Results: A two-compartment model with first-order elimination and time-dependent first-order absorption was found to best fit the concentration-time profiles of losmapimod following oral administration. The first phase of the absorption was more variable than the second phase for most of the subjects in the dataset. There was no apparent difference in the structure of the pharmacokinetic model among healthy subjects and patients with RA and COPD. A slightly higher residual error was associated with COPD patients compared with the healthy and RA subjects. Three demographic covariates, namely sex, age and bodyweight, were retained in the final model to explain the inter-individual variability on pharmacokinetic parameters apparent total oral clearance (CL/F), apparent volume of distribution of the central compartment (V(1)) and the first-order absorption rate constant (k(a)). Most of the fixed effect parameters (θ(pop,j) and θ for covariate) of the final model were estimated with good precision (% relative standard error [RSE] ≤30 %). The inter-individual variability was precisely estimated (%RSE ≤30 %) for clearance and k(a), but less precise for inter-compartmental clearance and volumes of distribution. The mean clearance following oral administration of losmapimod was approximately 31.2 L/h (95 % CI 27.7-35.2) for males and 24.6 L/h (95 % CI 22.1-27.3) in females.

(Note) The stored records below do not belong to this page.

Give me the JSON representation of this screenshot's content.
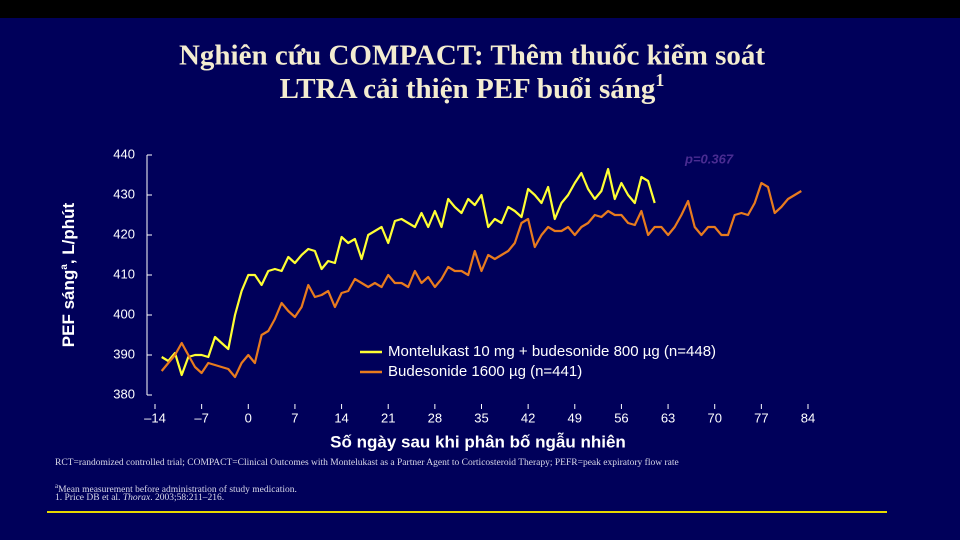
{
  "chart_data": {
    "type": "line",
    "title_lines": [
      "Nghiên cứu COMPACT: Thêm thuốc kiểm soát",
      "LTRA cải thiện PEF buổi sáng"
    ],
    "title_sup": "1",
    "y_label": "PEF sáng",
    "y_label_sup": "a",
    "y_label_suffix": ", L/phút",
    "x_label": "Số ngày sau khi phân bố ngẫu nhiên",
    "annotation": "p=0.367",
    "x": [
      -13,
      -12,
      -11,
      -10,
      -9,
      -8,
      -7,
      -6,
      -5,
      -4,
      -3,
      -2,
      -1,
      0,
      1,
      2,
      3,
      4,
      5,
      6,
      7,
      8,
      9,
      10,
      11,
      12,
      13,
      14,
      15,
      16,
      17,
      18,
      19,
      20,
      21,
      22,
      23,
      24,
      25,
      26,
      27,
      28,
      29,
      30,
      31,
      32,
      33,
      34,
      35,
      36,
      37,
      38,
      39,
      40,
      41,
      42,
      43,
      44,
      45,
      46,
      47,
      48,
      49,
      50,
      51,
      52,
      53,
      54,
      55,
      56,
      57,
      58,
      59,
      60,
      61,
      62,
      63,
      64,
      65,
      66,
      67,
      68,
      69,
      70,
      71,
      72,
      73,
      74,
      75,
      76,
      77,
      78,
      79,
      80,
      81,
      82,
      83
    ],
    "series": [
      {
        "name": "Montelukast 10 mg + budesonide 800 µg (n=448)",
        "color": "#ffff33",
        "values": [
          389.5,
          388.5,
          390.5,
          385,
          389.5,
          390,
          390,
          389.5,
          394.5,
          393,
          391.5,
          400,
          406,
          410,
          410,
          407.5,
          411,
          411.5,
          411,
          414.5,
          413,
          415,
          416.5,
          416,
          411.5,
          413.5,
          413,
          419.5,
          418,
          419,
          414,
          420,
          421,
          422,
          418,
          423.5,
          424,
          423,
          422,
          425.5,
          422,
          426,
          422,
          429,
          427,
          425.5,
          429,
          427.5,
          430,
          422,
          424,
          423,
          427,
          426,
          424.5,
          431.5,
          430,
          428,
          432,
          424,
          428,
          430,
          433,
          435.5,
          431.5,
          429,
          431,
          436.5,
          429,
          433,
          430,
          428,
          434.5,
          433.5,
          428,
          null,
          null,
          null,
          null,
          null,
          null,
          null,
          null,
          null,
          null,
          null,
          null,
          null,
          null,
          null,
          null,
          null,
          null,
          null,
          null,
          null,
          null
        ]
      },
      {
        "name": "Budesonide 1600 µg (n=441)",
        "color": "#e87b1e",
        "values": [
          386,
          388,
          390,
          393,
          390,
          387,
          385.5,
          388,
          387.5,
          387,
          386.5,
          384.5,
          388,
          390,
          388,
          395,
          396,
          399,
          403,
          401,
          399.5,
          402,
          407.5,
          404.5,
          405,
          406,
          402,
          405.5,
          406,
          409,
          408,
          407,
          408,
          407,
          410,
          408,
          408,
          407,
          411,
          408,
          409.5,
          407,
          409,
          412,
          411,
          411,
          410,
          416,
          411,
          415,
          414,
          415,
          416,
          418,
          423,
          424,
          417,
          420,
          422,
          421,
          421,
          422,
          420,
          422,
          423,
          425,
          424.5,
          426,
          425,
          425,
          423,
          422.5,
          426,
          420,
          422,
          422,
          420,
          422,
          425,
          428.5,
          422,
          420,
          422,
          422,
          420,
          420,
          425,
          425.5,
          425,
          428,
          433,
          432,
          425.5,
          427,
          429,
          430,
          431
        ]
      }
    ],
    "xlim": [
      -14,
      84
    ],
    "xticks": [
      {
        "value": -14,
        "label": "–14"
      },
      {
        "value": -7,
        "label": "–7"
      },
      0,
      7,
      14,
      21,
      28,
      35,
      42,
      49,
      56,
      63,
      70,
      77,
      84
    ],
    "ylim": [
      380,
      440
    ],
    "yticks": [
      380,
      390,
      400,
      410,
      420,
      430,
      440
    ],
    "legend": "lower-right"
  },
  "footnotes": {
    "line1": "RCT=randomized controlled trial; COMPACT=Clinical Outcomes with Montelukast as a Partner Agent to Corticosteroid Therapy; PEFR=peak expiratory flow rate",
    "line2_sup": "a",
    "line2": "Mean measurement before administration of study medication.",
    "line3_pre": "1. Price DB et al. ",
    "line3_journal": "Thorax",
    "line3_post": ". 2003;58:211–216."
  }
}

Conclusion: The population pharmacokinetic model described in this work well characterized the pharmacokinetic profile of losmapimod following administration of a single oral dose and repeated oral doses in healthy subjects and patients with RA and COPD. Although sex, bodyweight and age were significant factors influencing some pharmacokinetic parameters of losmapimod, the relatively small magnitude of the effect did not result in concerns for dose adjustment.
Trial registration: ClinicalTrials.gov NCT00256919 NCT00392587 NCT00393146.